Um das Innere und Äußere, Ersteres extrem stürmisch, Zweites nur so ein bisschen bewegt, geht es in "Wörter mit L". Die übrigens, so explizit, gar keine Rolle spielen. Man denkt sich aber sein Teil. Darin ist Tamara Bach, vielfach ausgezeichnete Autorin, versiert. Schon in früheren Romanen, allesamt für Jugendliche und junge Erwachsene, hat Bach gezeigt, dass sie eine Meisterin der Leerstelle ist. Oder der Rhythmisierung von Überfluss und Mäßigung des Erzählens. Sie lässt sich in ihrem ersten Buch für Jüngere nicht darauf ein, die Schwierigkeiten und Freuden, die Differenz von Innen und Außen für diese Protagonisten kleiner zu machen, bloß weil sie jünger sind. Im Gegenteil.
Das Kunststück ist, die Lebenswelt von Pauline, die von Donnerstagabend bis Sonntagmittag bei ihrer Single-Mama und den Rest der Zeit in der Patchworkfamilie ihres Vaters lebt, bei einem heftigen Schwanken zu zeigen und den Lesern dennoch das Vertrauen zu geben, das könne alles gut werden. Bach erzählt nicht den x-ten Pubertätsroman. Sie erzählt von diesem hauchfeinen Riss, dieser winzigen, beinahe unmerklichen und doch herzzerreißenden Schwelle, an der das Kind selbst merkt, dass es beginnt, kein Kind mehr zu sein. Noch gar nicht neugierig auf das, was kommt, eher ängstlich und genervt, aus der Ruhe gebracht zu werden.
Pauline sieht das zum ersten Mal nach dem Schwimmunterricht, als alle Mädchen unter der Dusche stehen. "Das ist nicht mehr so wie damals im Kindergarten im Sommer, wo man sich einfach ausgezogen hat und durch den Rasensprenger gehüpft ist. Da haben wir ja alle noch gleich ausgesehen", denkt sie, "wie Frösche, mit Blähbauch und Beinen, die nur zum Springen da waren." Als sie an sich hinuntersieht, stellt sie fest: "Ich bin kein Frosch mehr." Da aber wankt schon längst alles. Natascha, die beste Freundin, mit der sie immer alles geteilt hat, tuschelt jetzt lieber mit der drögen Leonie übers Verliebtsein.
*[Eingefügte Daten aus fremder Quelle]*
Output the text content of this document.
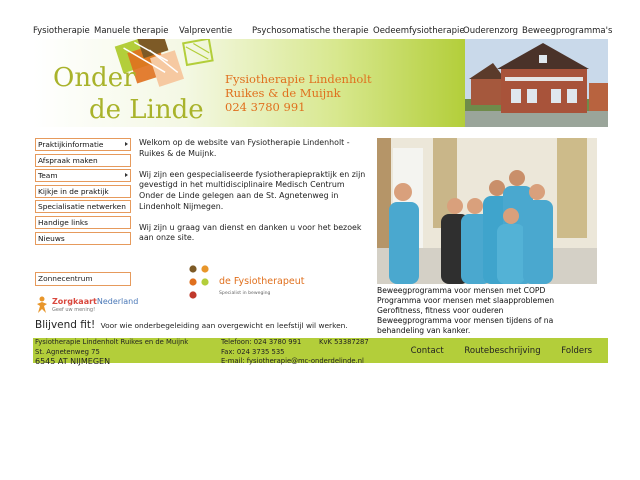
Fysiotherapie Manuele therapie Valpreventie Psychosomatische therapie Oedeemfysiotherapie
Ouderenzorg Beweegprogramma's
Onder
de Linde
Fysiotherapie Lindenholt
Ruikes & de Muijnk
024 3780 991
Praktijkinformatie
Afspraak maken
Team
Kijkje in de praktijk
Specialisatie netwerken
Handige links
Nieuws
Zonnecentrum
ZorgkaartNederland
Geef uw mening!

Welkom op de website van Fysiotherapie Lindenholt - Ruikes & de Muijnk.

Wij zijn een gespecialiseerde fysiotherapiepraktijk en zijn gevestigd in het multidisciplinaire Medisch Centrum Onder de Linde gelegen aan de St. Agnetenweg in Lindenholt Nijmegen.

Wij zijn u graag van dienst en danken u voor het bezoek aan onze site.

de Fysiotherapeut
Specialist in beweging	Beweegprogramma voor mensen met COPD
Programma voor mensen met slaapproblemen
Gerofitness, fitness voor ouderen
Beweegprogramma voor mensen tijdens of na behandeling van kanker.
Blijvend fit! Voor wie onderbegeleiding aan overgewicht en leefstijl wil werken.
Fysiotherapie Lindenholt Ruikes en de Muijnk
St. Agnetenweg 75
6545 AT NIJMEGEN
Telefoon: 024 3780 991
Fax: 024 3735 535
E-mail: fysiotherapie@mc-onderdelinde.nl
KvK 53387287
Contact Routebeschrijving Folders
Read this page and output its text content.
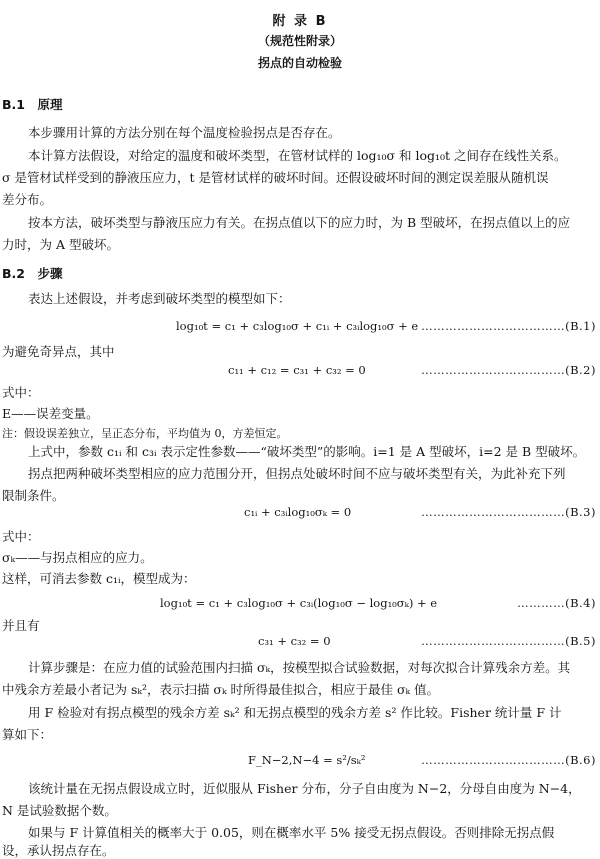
附 录 B
（规范性附录）
拐点的自动检验
B.1　原理
本步骤用计算的方法分别在每个温度检验拐点是否存在。
本计算方法假设，对给定的温度和破坏类型，在管材试样的 log₁₀σ 和 log₁₀t 之间存在线性关系。
σ 是管材试样受到的静液压应力，t 是管材试样的破坏时间。还假设破坏时间的测定误差服从随机误
差分布。
按本方法，破坏类型与静液压应力有关。在拐点值以下的应力时，为 B 型破坏，在拐点值以上的应
力时，为 A 型破坏。
B.2　步骤
表达上述假设，并考虑到破坏类型的模型如下：
log₁₀t = c₁ + c₃log₁₀σ + c₁ᵢ + c₃ᵢlog₁₀σ + e ………………………………(B.1)
为避免奇异点，其中
c₁₁ + c₁₂ = c₃₁ + c₃₂ = 0	………………………………(B.2)
式中：
E——误差变量。
注：假设误差独立，呈正态分布，平均值为 0，方差恒定。
上式中，参数 c₁ᵢ 和 c₃ᵢ 表示定性参数——“破坏类型”的影响。i=1 是 A 型破坏，i=2 是 B 型破坏。
拐点把两种破坏类型相应的应力范围分开，但拐点处破坏时间不应与破坏类型有关，为此补充下列
限制条件。
c₁ᵢ + c₃ᵢlog₁₀σₖ = 0	………………………………(B.3)
式中：
σₖ——与拐点相应的应力。
这样，可消去参数 c₁ᵢ，模型成为：
log₁₀t = c₁ + c₃log₁₀σ + c₃ᵢ(log₁₀σ − log₁₀σₖ) + e	…………(B.4)
并且有
c₃₁ + c₃₂ = 0	………………………………(B.5)
计算步骤是：在应力值的试验范围内扫描 σₖ，按模型拟合试验数据，对每次拟合计算残余方差。其
中残余方差最小者记为 sₖ²，表示扫描 σₖ 时所得最佳拟合，相应于最佳 σₖ 值。
用 F 检验对有拐点模型的残余方差 sₖ² 和无拐点模型的残余方差 s² 作比较。Fisher 统计量 F 计
算如下：
F_N−2,N−4 = s²/sₖ²	………………………………(B.6)
该统计量在无拐点假设成立时，近似服从 Fisher 分布，分子自由度为 N−2，分母自由度为 N−4，
N 是试验数据个数。
如果与 F 计算值相关的概率大于 0.05，则在概率水平 5% 接受无拐点假设。否则排除无拐点假
设，承认拐点存在。
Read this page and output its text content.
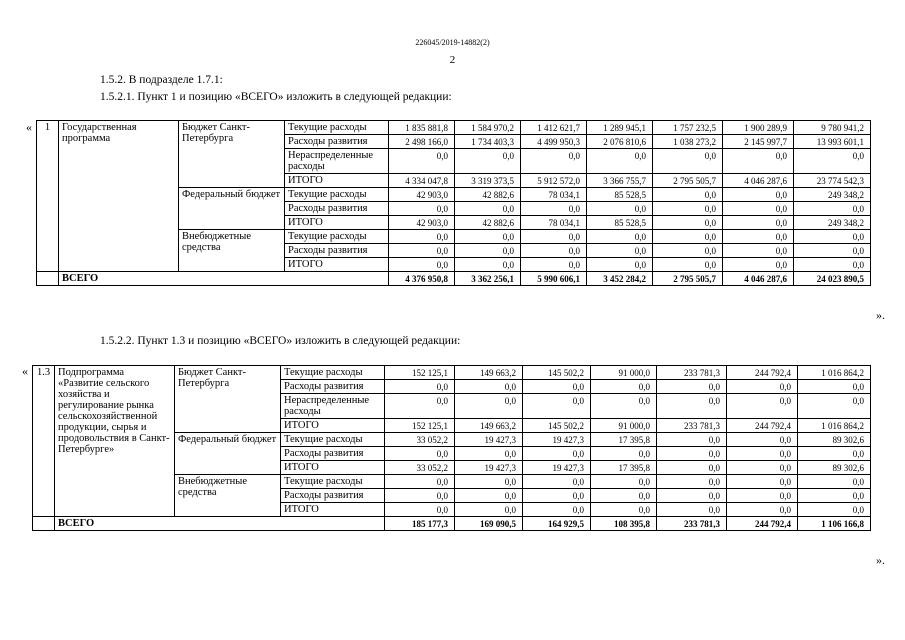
226045/2019-14882(2)
2
1.5.2. В подразделе 1.7.1:
1.5.2.1. Пункт 1 и позицию «ВСЕГО» изложить в следующей редакции:
« 1	Государственная программа	Бюджет Санкт-Петербурга	Текущие расходы	1 835 881,8	1 584 970,2	1 412 621,7	1 289 945,1	1 757 232,5	1 900 289,9	9 780 941,2
			Расходы развития	2 498 166,0	1 734 403,3	4 499 950,3	2 076 810,6	1 038 273,2	2 145 997,7	13 993 601,1
			Нераспределенные расходы	0,0	0,0	0,0	0,0	0,0	0,0	0,0
			ИТОГО	4 334 047,8	3 319 373,5	5 912 572,0	3 366 755,7	2 795 505,7	4 046 287,6	23 774 542,3
		Федеральный бюджет	Текущие расходы	42 903,0	42 882,6	78 034,1	85 528,5	0,0	0,0	249 348,2
			Расходы развития	0,0	0,0	0,0	0,0	0,0	0,0	0,0
			ИТОГО	42 903,0	42 882,6	78 034,1	85 528,5	0,0	0,0	249 348,2
		Внебюджетные средства	Текущие расходы	0,0	0,0	0,0	0,0	0,0	0,0	0,0
			Расходы развития	0,0	0,0	0,0	0,0	0,0	0,0	0,0
			ИТОГО	0,0	0,0	0,0	0,0	0,0	0,0	0,0
	ВСЕГО			4 376 950,8	3 362 256,1	5 990 606,1	3 452 284,2	2 795 505,7	4 046 287,6	24 023 890,5
».
1.5.2.2. Пункт 1.3 и позицию «ВСЕГО» изложить в следующей редакции:
« 1.3	Подпрограмма «Развитие сельского хозяйства и регулирование рынка сельскохозяйственной продукции, сырья и продовольствия в Санкт-Петербурге»	Бюджет Санкт-Петербурга	Текущие расходы	152 125,1	149 663,2	145 502,2	91 000,0	233 781,3	244 792,4	1 016 864,2
			Расходы развития	0,0	0,0	0,0	0,0	0,0	0,0	0,0
			Нераспределенные расходы	0,0	0,0	0,0	0,0	0,0	0,0	0,0
			ИТОГО	152 125,1	149 663,2	145 502,2	91 000,0	233 781,3	244 792,4	1 016 864,2
		Федеральный бюджет	Текущие расходы	33 052,2	19 427,3	19 427,3	17 395,8	0,0	0,0	89 302,6
			Расходы развития	0,0	0,0	0,0	0,0	0,0	0,0	0,0
			ИТОГО	33 052,2	19 427,3	19 427,3	17 395,8	0,0	0,0	89 302,6
		Внебюджетные средства	Текущие расходы	0,0	0,0	0,0	0,0	0,0	0,0	0,0
			Расходы развития	0,0	0,0	0,0	0,0	0,0	0,0	0,0
			ИТОГО	0,0	0,0	0,0	0,0	0,0	0,0	0,0
	ВСЕГО			185 177,3	169 090,5	164 929,5	108 395,8	233 781,3	244 792,4	1 106 166,8
».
Während Pauline plötzlich dauernd Lukas begegnet. Wie die meisten Kinder des Romans hat auch er getrennte Eltern. Abgeklärt pendeln die Kinder zwischen zwei Zuhauses, die von den Eltern vereinbarten Regeln, so willkürlich sie erscheinen, sind bislang immer befolgt worden. Nun aber setzen die Fragen ein, die Wut, der Wunsch, mitzuentscheiden. Das meiste davon bleibt ungesagt. Aus den Schulhof- und Elterndialogen, knapp und präzise sogar im Ausweichen, der Endungen beraubt wie in gesprochener Sprache, wird im inneren Monolog ein großer bildhafter Reichtum.
Bach stattet die Erwachsenen in wenigen Nebensätzen mit Lebensgeschichten aus. Da ist Jan, Paulines Vater, immer noch gekränkt, weil die einstige Geliebte nur das Kind, nicht aber ihn wollte. Und der jetzt die Bilderbuchfamilie leben will: Jan, Jette und Jonathan - das hat eine Prise Satire. Aber eben auch die Wärme, die Pauline zum Ausgleich braucht. Wenn Pauline beschreibt, wie ihre kühle Mutter mit dem vier Jahre alten "Halbbruder" Jonathan umgeht, steckt eine Welt in wenigen Sätzen. Es ist Pauline selbst, die in der Lage ist, diese Welt zu beschreiben. Und Jette, die gütige Stiefmutter, die Pauline eine Schreibmaschine schenkt, für ihre Geschichten. Ansonsten ist sie so hilflos wie alle Erwachsenen den Gefühlen eines Kindes gegenüber, das an dieser hauchfeinen Schwelle steht. Aber man darf sich sicher sein, dass die patent-poetische Pauline diese Schwelle nimmt.
Tamara Bach: "Wörter mit L".
Carlsen Verlag, Hamburg 2019. 176 S., geb., 11,- [Euro]. Ab 11 J.